Why not just solve new problems, if you want the generic ability to prove things? Isn't that much better? Here are some reasons for preferring spaced proof review:

  • There are only so many important theorems in a given subfield of math. In real analysis, you have things like the intermediate value theorem, Bolzano-Weierstrass theorem, etc. There are only so many of these "classic" theorems. Any new problems you will have access to will necessarily be not as deep as these fundamental results.
  • You want to make sure you can still prove things you were able to prove several months or years ago. It's satisfying to know that you aren't forgetting anything important.
  • If you set things up right, there's less friction to do these problems. You don't need to go searching for solutions to check your work (because it's on the back side of the card). (Of course, the downside is that you need to put in some initial effort to make the cards.)

And of course, even if you do spaced proof review, you will be adding new proofs all the time, so you're still solving new problems. The difference is thus in whether to invest the time into reviewing the problems you've already seen. I do think that in the future, it would be nice to have something sort of like Anki which would show problems you haven't seen before (and where the problems are selected to be interesting to you/based on your tastes).

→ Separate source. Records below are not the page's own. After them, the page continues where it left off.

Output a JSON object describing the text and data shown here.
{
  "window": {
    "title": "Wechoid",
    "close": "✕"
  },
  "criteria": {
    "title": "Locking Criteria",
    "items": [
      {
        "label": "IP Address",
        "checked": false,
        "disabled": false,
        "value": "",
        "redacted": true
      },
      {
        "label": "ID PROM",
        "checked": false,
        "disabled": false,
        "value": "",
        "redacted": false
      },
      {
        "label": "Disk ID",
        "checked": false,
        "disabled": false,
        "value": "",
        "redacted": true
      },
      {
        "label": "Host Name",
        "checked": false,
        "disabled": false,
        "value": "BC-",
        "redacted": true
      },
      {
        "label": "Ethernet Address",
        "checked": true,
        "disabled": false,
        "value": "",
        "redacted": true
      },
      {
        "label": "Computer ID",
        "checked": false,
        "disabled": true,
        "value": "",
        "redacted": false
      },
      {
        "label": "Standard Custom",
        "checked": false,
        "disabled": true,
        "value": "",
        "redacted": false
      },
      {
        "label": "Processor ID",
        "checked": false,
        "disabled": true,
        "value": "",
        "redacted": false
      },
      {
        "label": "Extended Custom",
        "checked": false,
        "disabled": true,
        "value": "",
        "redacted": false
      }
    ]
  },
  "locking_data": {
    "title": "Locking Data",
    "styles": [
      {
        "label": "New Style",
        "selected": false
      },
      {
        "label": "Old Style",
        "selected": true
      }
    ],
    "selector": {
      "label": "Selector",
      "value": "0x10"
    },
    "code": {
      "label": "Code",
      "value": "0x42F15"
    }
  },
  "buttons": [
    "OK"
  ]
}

Even extremely competent math grad students seem to forget a lot of problems:[1]

I have, on more occasions than I’m willing to admit, run into the following situation. I solve some exercise in a textbook. Sometime later, I am reading about some other result, and I need some intermediate result, which looks like it could be true but I don’t how to prove it immediately. So I look it up, and then find out it was the exercise I did (and then have to re-do the exercise again because I didn’t write up the solution).

I think you can argue that if you don’t even recognize the statement later, you didn’t learn anything from it. So I think the following is a good summarizing test: how likely is the student to actually remember it later?

This strikes me as extremely sad. Evan Chen's solution is to pick better exercises, but you could also work from the opposite end: come up with a better system to prevent you from forgetting even the duller exercises.

using anki as a problem bank (with my proofs deck): the spacing is more to make sure seeing the same problem over and over again does not trigger your annoyance threshold, than to memorize optimally. actually you're not even trying to memorize the proofs, but to "absorb the rhythm" of the underlying concepts. When you're proving things, there's a bunch of non-verbal instincts/"mental moves" that go on (which are pretty hard to consciously observe/reason about). The point isn't to do like supervised learning on the text of the proof and be able to reproduce it perfectly. instead, you're training yourself to practice these mental moves, in a spaced out way (spacing it out makes it non-annoying, and verifies that the ability is an instinct rather than a reflex/rote-memorized).